My Andes mountains adventure started with a graveyard.
All the monuments near the first refuge weren't for climbers without skill. This graveyard is testament to the unpredictability of high places. Chimborazo is very high. It randomly drops large rocks or pieces of glacier on you, and has weather that changes by the minute. Hiking to the second refuge, we could hear the rocks and pieces of ice falling somewhere above.
"El Refugio Edward Whymper" is a simple, unheated, hut at 16,000 feet. It's named after the English climber who first made it to the summit of the mountain. It isn't completely unheated. When somebody feels like carrying wood up to 5000 meters, the fireplace might raise the temperature 3 degrees.
We drank "mate de coca" a tea made of coca leaves, which are also used to make another product - one that is taken up the nose. That seemed to help. We went hiking for a short while, which was the sum total of my acclimatization. Paco cooked something, and after eating I slept for at least an hour before starting the ascent at eleven that night.
Mount Chimborazo
Mount Chimborazo is in Ecuador, about 100 miles south of the Equator. At it's peak, it is the furthest point from the center of our planet. Earth bulges at the equator, making Mount Chimborazo even further out there than Everest. It's the closest point to the sun on the planet, and yet still the coldest place in Ecuador.
Paco, my guide, woke me up at ten that evening. He frowned when he saw my sleeping bag, which packed up smaller than a football, and weighed a pound. My frameless 13-ounce backpack didn't seem to impress him either. In any case, although it was below freezing in the hut, just as he said it would be, I had stayed warm - as I said I would.
Paco didn't speak a word of English, and I was just learning Spanish. Since our whole group consisted of him and me, we had some communication problems. I thought, for example, that the "night" (a few hours) in the hut was included in the $130 fee. He thought I was a mountain climber.
Actually, I had practiced once with crampons and an ice axe on a sledding hill near my house. I climbed forty feet while people walked by with their sleds, warning their kids to stay away from me.
I think Paco was telling me he didn't like the papery rainsuit I was using as a shell. He frowned at my homemade one-ounce ski mask. When he saw my insulating vest, a feathery piece of poly batting with a hole cut in it for my head, I just pretended not to understand what he was saying.

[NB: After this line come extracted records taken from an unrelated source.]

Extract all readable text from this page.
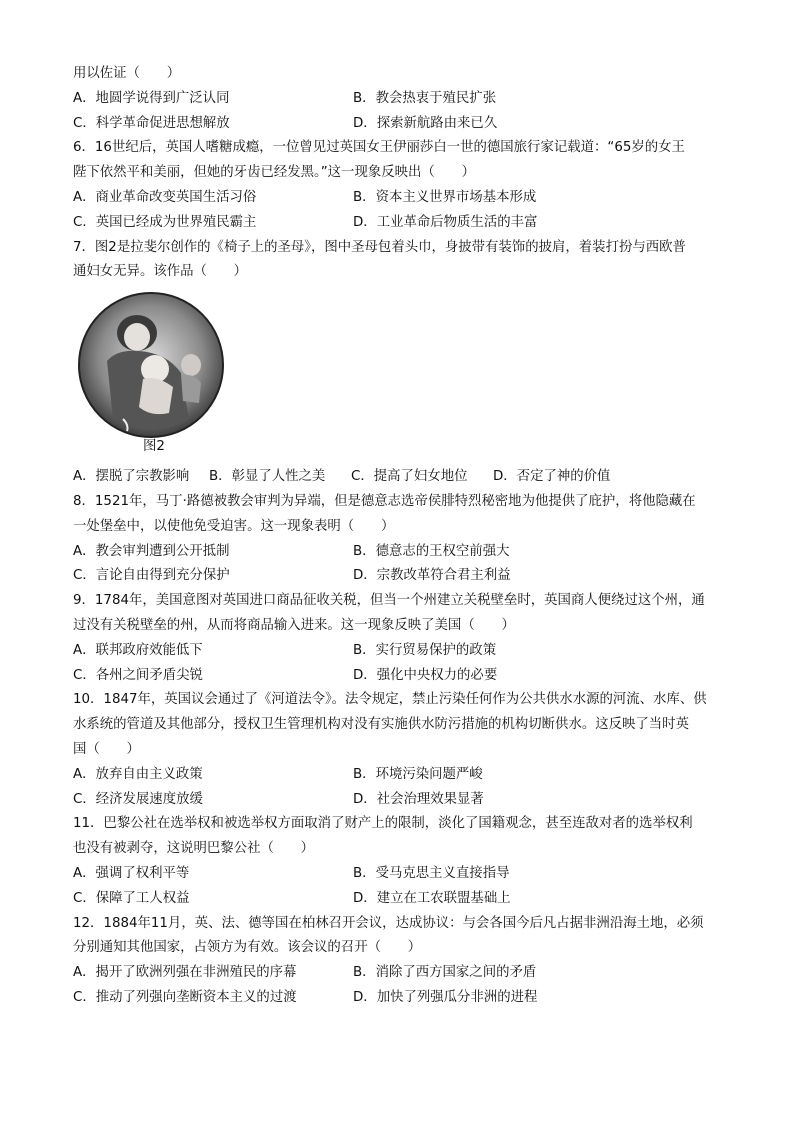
用以佐证（　　）
A．地圆学说得到广泛认同	B．教会热衷于殖民扩张
C．科学革命促进思想解放	D．探索新航路由来已久
6．16世纪后，英国人嗜糖成瘾，一位曾见过英国女王伊丽莎白一世的德国旅行家记载道：“65岁的女王
陛下依然平和美丽，但她的牙齿已经发黑。”这一现象反映出（　　）
A．商业革命改变英国生活习俗	B．资本主义世界市场基本形成
C．英国已经成为世界殖民霸主	D．工业革命后物质生活的丰富
7．图2是拉斐尔创作的《椅子上的圣母》，图中圣母包着头巾，身披带有装饰的披肩，着装打扮与西欧普
通妇女无异。该作品（　　）
图2
A．摆脱了宗教影响	B．彰显了人性之美	C．提高了妇女地位	D．否定了神的价值
8．1521年，马丁·路德被教会审判为异端，但是德意志选帝侯腓特烈秘密地为他提供了庇护，将他隐藏在
一处堡垒中，以使他免受迫害。这一现象表明（　　）
A．教会审判遭到公开抵制	B．德意志的王权空前强大
C．言论自由得到充分保护	D．宗教改革符合君主利益
9．1784年，美国意图对英国进口商品征收关税，但当一个州建立关税壁垒时，英国商人便绕过这个州，通
过没有关税壁垒的州，从而将商品输入进来。这一现象反映了美国（　　）
A．联邦政府效能低下	B．实行贸易保护的政策
C．各州之间矛盾尖锐	D．强化中央权力的必要
10．1847年，英国议会通过了《河道法令》。法令规定，禁止污染任何作为公共供水水源的河流、水库、供
水系统的管道及其他部分，授权卫生管理机构对没有实施供水防污措施的机构切断供水。这反映了当时英
国（　　）
A．放弃自由主义政策	B．环境污染问题严峻
C．经济发展速度放缓	D．社会治理效果显著
11．巴黎公社在选举权和被选举权方面取消了财产上的限制，淡化了国籍观念，甚至连敌对者的选举权利
也没有被剥夺，这说明巴黎公社（　　）
A．强调了权利平等	B．受马克思主义直接指导
C．保障了工人权益	D．建立在工农联盟基础上
12．1884年11月，英、法、德等国在柏林召开会议，达成协议：与会各国今后凡占据非洲沿海土地，必须
分别通知其他国家，占领方为有效。该会议的召开（　　）
A．揭开了欧洲列强在非洲殖民的序幕	B．消除了西方国家之间的矛盾
C．推动了列强向垄断资本主义的过渡	D．加快了列强瓜分非洲的进程
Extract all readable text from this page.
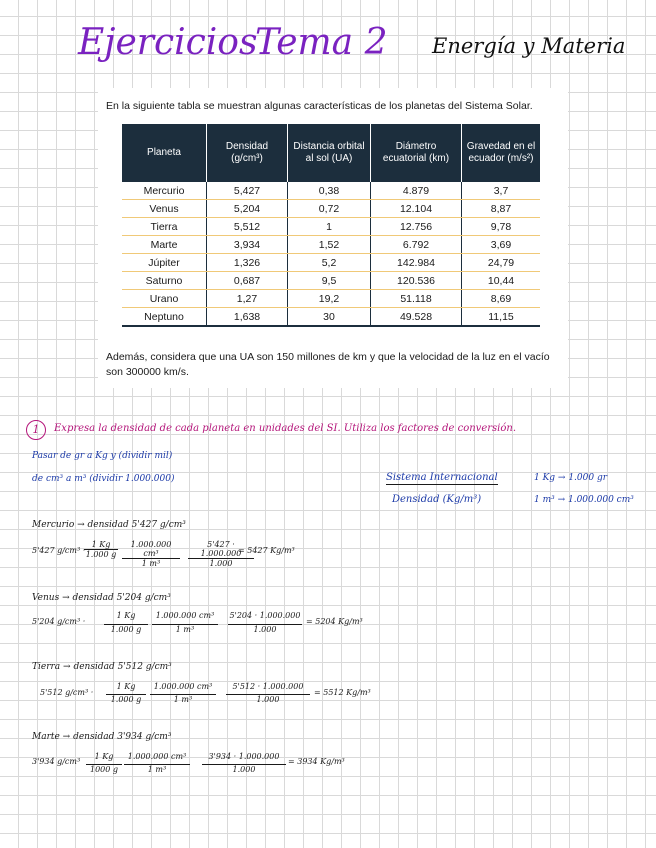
Ejercicios
Tema 2 Energía y Materia
En la siguiente tabla se muestran algunas características de los planetas del Sistema Solar.
Planeta	Densidad (g/cm³)	Distancia orbital al sol (UA)	Diámetro ecuatorial (km)	Gravedad en el ecuador (m/s²)
Mercurio	5,427	0,38	4.879	3,7
Venus	5,204	0,72	12.104	8,87
Tierra	5,512	1	12.756	9,78
Marte	3,934	1,52	6.792	3,69
Júpiter	1,326	5,2	142.984	24,79
Saturno	0,687	9,5	120.536	10,44
Urano	1,27	19,2	51.118	8,69
Neptuno	1,638	30	49.528	11,15
Además, considera que una UA son 150 millones de km y que la velocidad de la luz en el vacío son 300000 km/s.
1	Expresa la densidad de cada planeta en unidades del SI. Utiliza los factores de conversión.
Pasar de gr a Kg y (dividir mil)
de cm³ a m³ (dividir 1.000.000)	Sistema Internacional	1 Kg → 1.000 gr
Densidad (Kg/m³)	1 m³ → 1.000.000 cm³
Mercurio → densidad 5'427 g/cm³
5'427 g/cm³ ·
$\frac{1 Kg}{1.000 g} \frac{\text{1.000.000 cm³}}{\text{1 m³}} \frac{5'427 \cdot 1.000.000}{1.000}$
= 5427 Kg/m³
Venus → densidad 5'204 g/cm³
5'204 $g/cm^3 \cdot \frac{1 Kg}{1.000 g} \frac{\text{1.000.000 cm³}}{\text{1 m³}} \frac{5'204 \cdot 1.000.000}{1.000} = 5204$ Kg/m³
Tierra → densidad 5'512 g/cm³
5'512 $g/cm^3 \cdot \frac{1 Kg}{1.000 g} \frac{\text{1.000.000 cm³}}{\text{1 m³}} \frac{5'512 \cdot 1.000.000}{1.000} = 5512$ Kg/m³
Marte → densidad 3'934 g/cm³
3'934 $g/cm^3 \frac{1 Kg}{1000 g} \frac{\text{1.000.000 cm³}}{\text{1 m³}} \frac{3'934 \cdot 1.000.000}{1.000} = 3934$ Kg/m³
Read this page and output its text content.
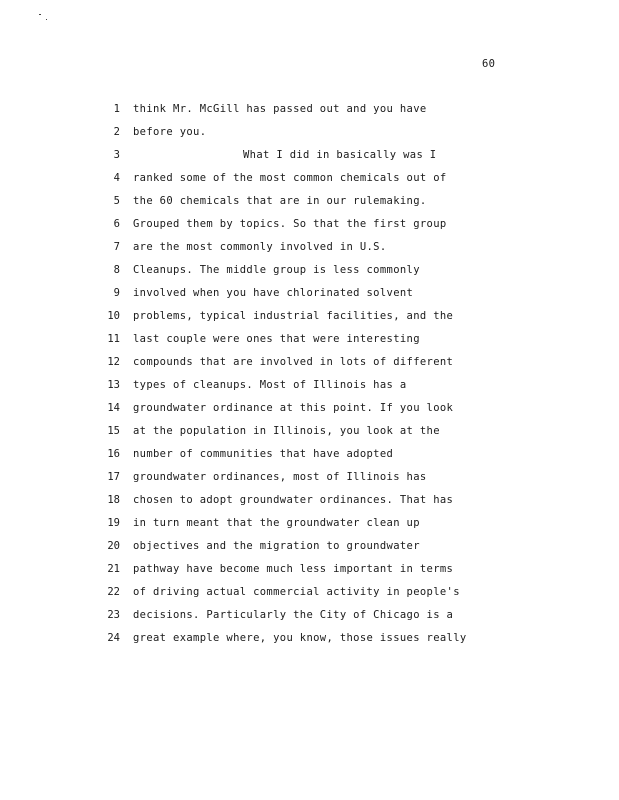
60
1 think Mr. McGill has passed out and you have
2 before you.
3	What I did in basically was I
4 ranked some of the most common chemicals out of
5 the 60 chemicals that are in our rulemaking.
6 Grouped them by topics. So that the first group
7 are the most commonly involved in U.S.
8 Cleanups. The middle group is less commonly
9 involved when you have chlorinated solvent
10 problems, typical industrial facilities, and the
11 last couple were ones that were interesting
12 compounds that are involved in lots of different
13 types of cleanups. Most of Illinois has a
14 groundwater ordinance at this point. If you look
15 at the population in Illinois, you look at the
16 number of communities that have adopted
17 groundwater ordinances, most of Illinois has
18 chosen to adopt groundwater ordinances. That has
19 in turn meant that the groundwater clean up
20 objectives and the migration to groundwater
21 pathway have become much less important in terms
22 of driving actual commercial activity in people's
23 decisions. Particularly the City of Chicago is a
24 great example where, you know, those issues really
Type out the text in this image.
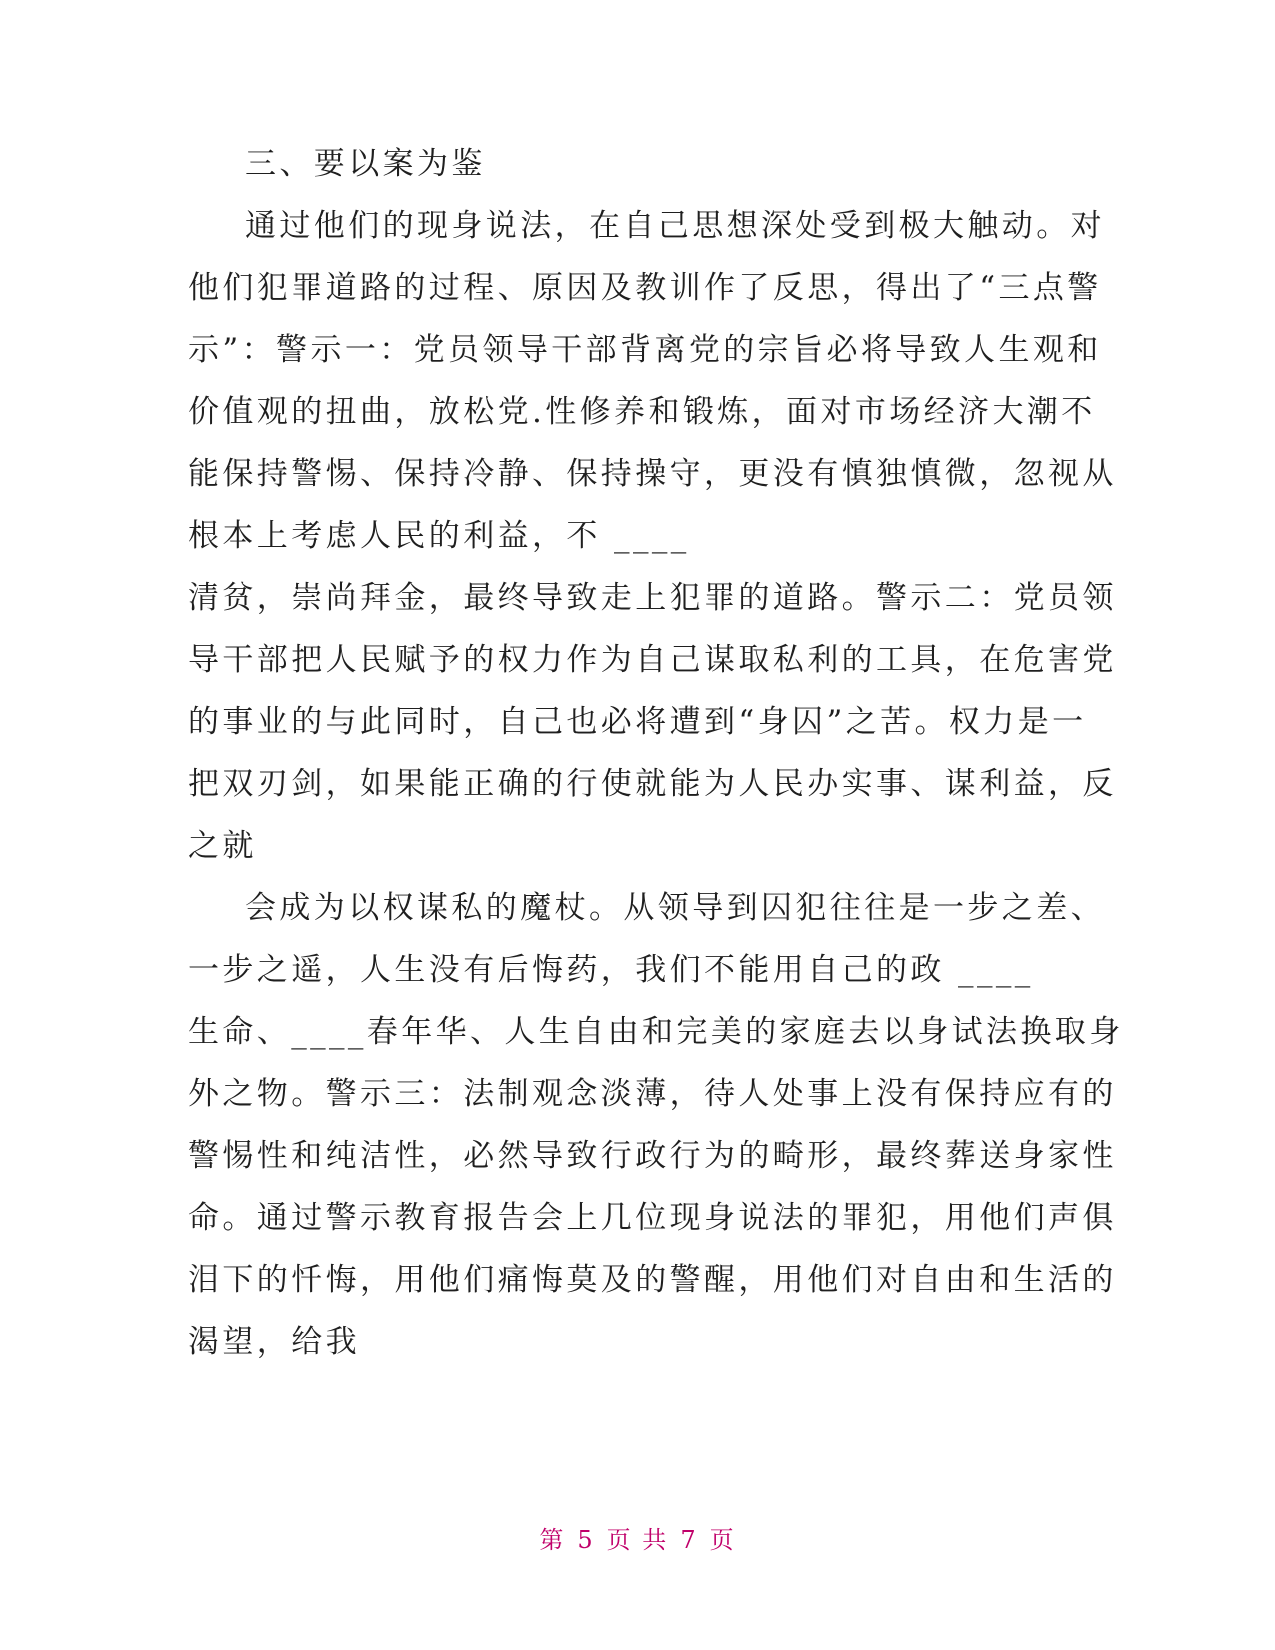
三、要以案为鉴
通过他们的现身说法，在自己思想深处受到极大触动。对
他们犯罪道路的过程、原因及教训作了反思，得出了“三点警
示”：警示一：党员领导干部背离党的宗旨必将导致人生观和
价值观的扭曲，放松党.性修养和锻炼，面对市场经济大潮不
能保持警惕、保持冷静、保持操守，更没有慎独慎微，忽视从
根本上考虑人民的利益，不 ____
清贫，崇尚拜金，最终导致走上犯罪的道路。警示二：党员领
导干部把人民赋予的权力作为自己谋取私利的工具，在危害党
的事业的与此同时，自己也必将遭到“身囚”之苦。权力是一
把双刃剑，如果能正确的行使就能为人民办实事、谋利益，反
之就
会成为以权谋私的魔杖。从领导到囚犯往往是一步之差、
一步之遥，人生没有后悔药，我们不能用自己的政 ____
生命、____春年华、人生自由和完美的家庭去以身试法换取身
外之物。警示三：法制观念淡薄，待人处事上没有保持应有的
警惕性和纯洁性，必然导致行政行为的畸形，最终葬送身家性
命。通过警示教育报告会上几位现身说法的罪犯，用他们声俱
泪下的忏悔，用他们痛悔莫及的警醒，用他们对自由和生活的
渴望，给我
第 5 页 共 7 页
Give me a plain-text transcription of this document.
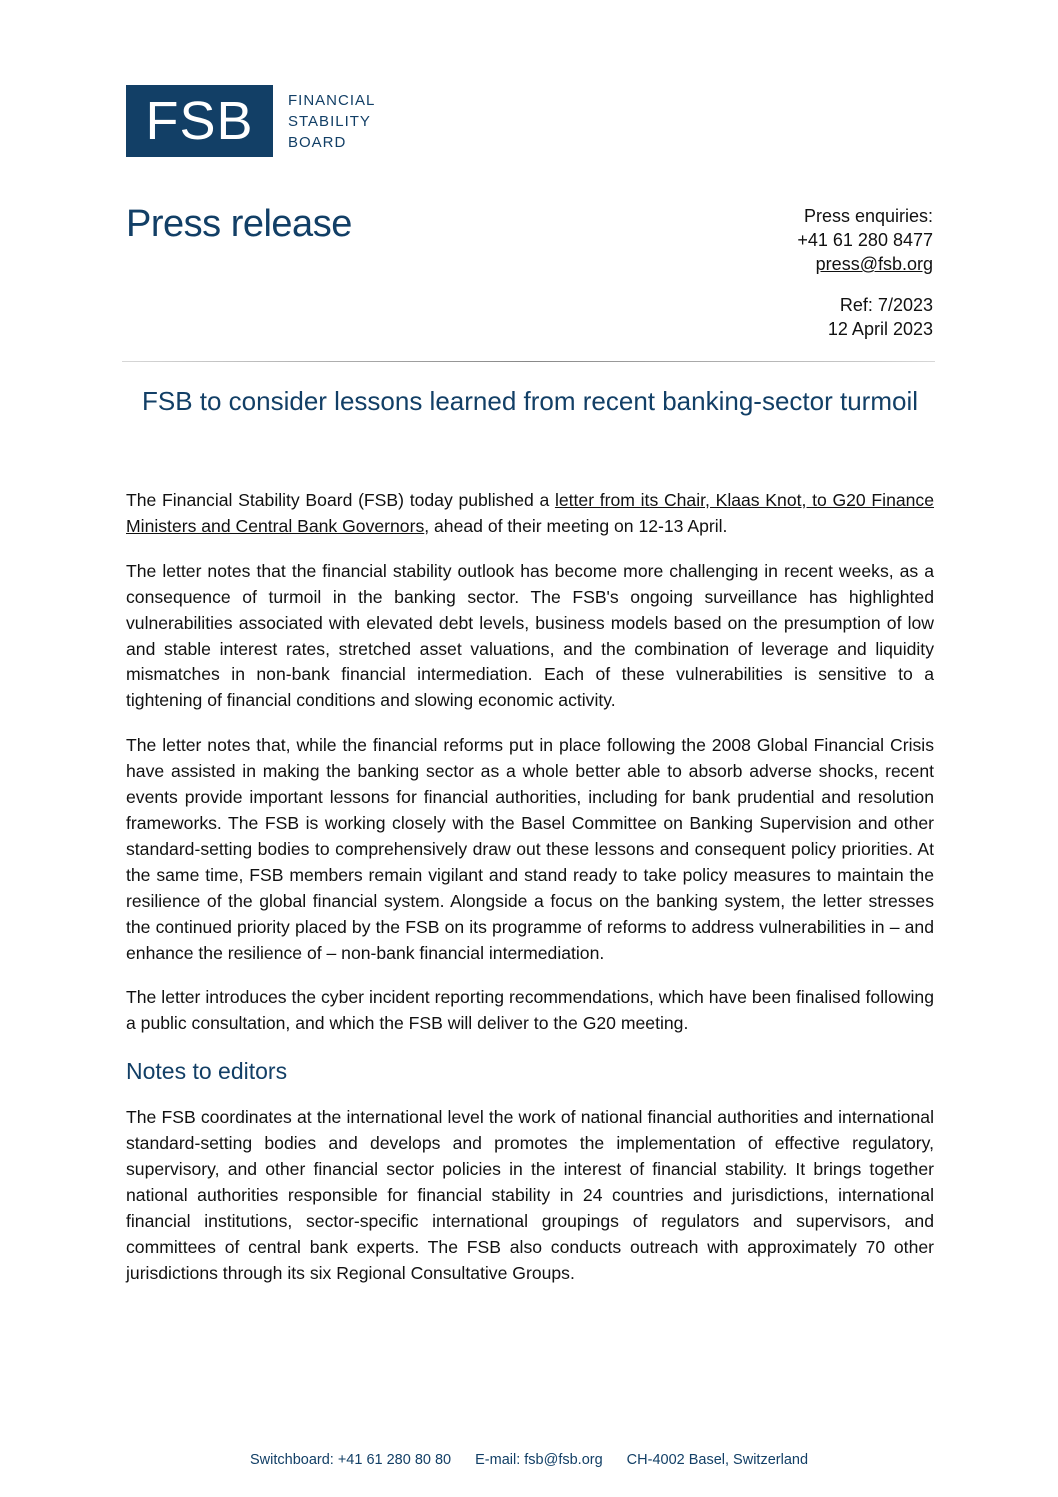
FSB	FINANCIAL
STABILITY
BOARD
Press release	Press enquiries:
+41 61 280 8477
press@fsb.org
Ref: 7/2023
12 April 2023
FSB to consider lessons learned from recent banking-sector turmoil

The Financial Stability Board (FSB) today published a letter from its Chair, Klaas Knot, to G20 Finance Ministers and Central Bank Governors, ahead of their meeting on 12-13 April.

The letter notes that the financial stability outlook has become more challenging in recent weeks, as a consequence of turmoil in the banking sector. The FSB's ongoing surveillance has highlighted vulnerabilities associated with elevated debt levels, business models based on the presumption of low and stable interest rates, stretched asset valuations, and the combination of leverage and liquidity mismatches in non-bank financial intermediation. Each of these vulnerabilities is sensitive to a tightening of financial conditions and slowing economic activity.

The letter notes that, while the financial reforms put in place following the 2008 Global Financial Crisis have assisted in making the banking sector as a whole better able to absorb adverse shocks, recent events provide important lessons for financial authorities, including for bank prudential and resolution frameworks. The FSB is working closely with the Basel Committee on Banking Supervision and other standard-setting bodies to comprehensively draw out these lessons and consequent policy priorities. At the same time, FSB members remain vigilant and stand ready to take policy measures to maintain the resilience of the global financial system. Alongside a focus on the banking system, the letter stresses the continued priority placed by the FSB on its programme of reforms to address vulnerabilities in – and enhance the resilience of – non-bank financial intermediation.

The letter introduces the cyber incident reporting recommendations, which have been finalised following a public consultation, and which the FSB will deliver to the G20 meeting.

Notes to editors

The FSB coordinates at the international level the work of national financial authorities and international standard-setting bodies and develops and promotes the implementation of effective regulatory, supervisory, and other financial sector policies in the interest of financial stability. It brings together national authorities responsible for financial stability in 24 countries and jurisdictions, international financial institutions, sector-specific international groupings of regulators and supervisors, and committees of central bank experts. The FSB also conducts outreach with approximately 70 other jurisdictions through its six Regional Consultative Groups.

Switchboard: +41 61 280 80 80 E-mail: fsb@fsb.org CH-4002 Basel, Switzerland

I hadn't planned to climb Chimborazo with such lightweight gear, but I had come to Ecuador on a courier flight, and could bring only carry-on luggage. I had only 12 pounds in the pack to begin with, so by the time I put on all my clothes that night, the weight on my back was irrelevant. The weight of my body, however, wasn't. Paco had to coax me up that mountain.
Glaciers Near The Equator
The glaciers start near the hut. Hiking soon became mountaineering. I put on crampons for the second time in my life. During one of my many breaks ("Demasiado" - too many, which I pretended not to understand when Paco explained in Spanish), I noticed that the thermometer I carried had bottomed out at 5 degrees fahrenheit. I wasn't cold, but I was exhausted at times - the times when I moved. When I sat still I felt like I could run right up that mountain.
We struggled (okay, I struggled) up the ice, hiking, climbing, jumping over crevasses, until I quit at 20,000 feet. I had also quit at 19,000 feet, and at 18,000 feet. Quitting had become my routine. Lying had become Paco's, so he told me straight-faced that the summit was just fifty feet higher. Maybe I wanted to believe him, or maybe the lack of oxygen had scrambled my brain. In any case, I started up the ice again.
We stumbled onto the summit at dawn. Or rather, I stumbled. Paco, who seemed somewhat frail down at the refuge, was in his element at 20,600 feet. Dirtbag Joe, a nineteen-year-old kid from California with ten dollars in his pocket, borrowed equipment, and my Ramen noodles in his stomach, was waiting with a smile.
The sky was a stunning blue color that you never see at lower elevations. Cotapaxi, a classic snow-covered volcano to the north, was clearly visible 70 or 80 miles away. Chimborazo's shadow fell across forty miles of land to the west. I had never seen anything like it.
Handshakes all around, and it was time to get off the mountain. I was told you don't want to be on Mount Chimborazo when she wakes up. She wakes up at nine a.m.
Paco was looking at his watch, and telling me to hurry. He got further and further ahead. Was he going to abandon me? When I caught up to him at the hut at nine a.m., I heard the rocks begin to fall out of the ice above as the sun warmed it. Now I understood. We really needed to get down to the refuge by nine. A thousand feet lower a photograph that mercifully doesn't show my shaking knees ended my Andes mountains adventure.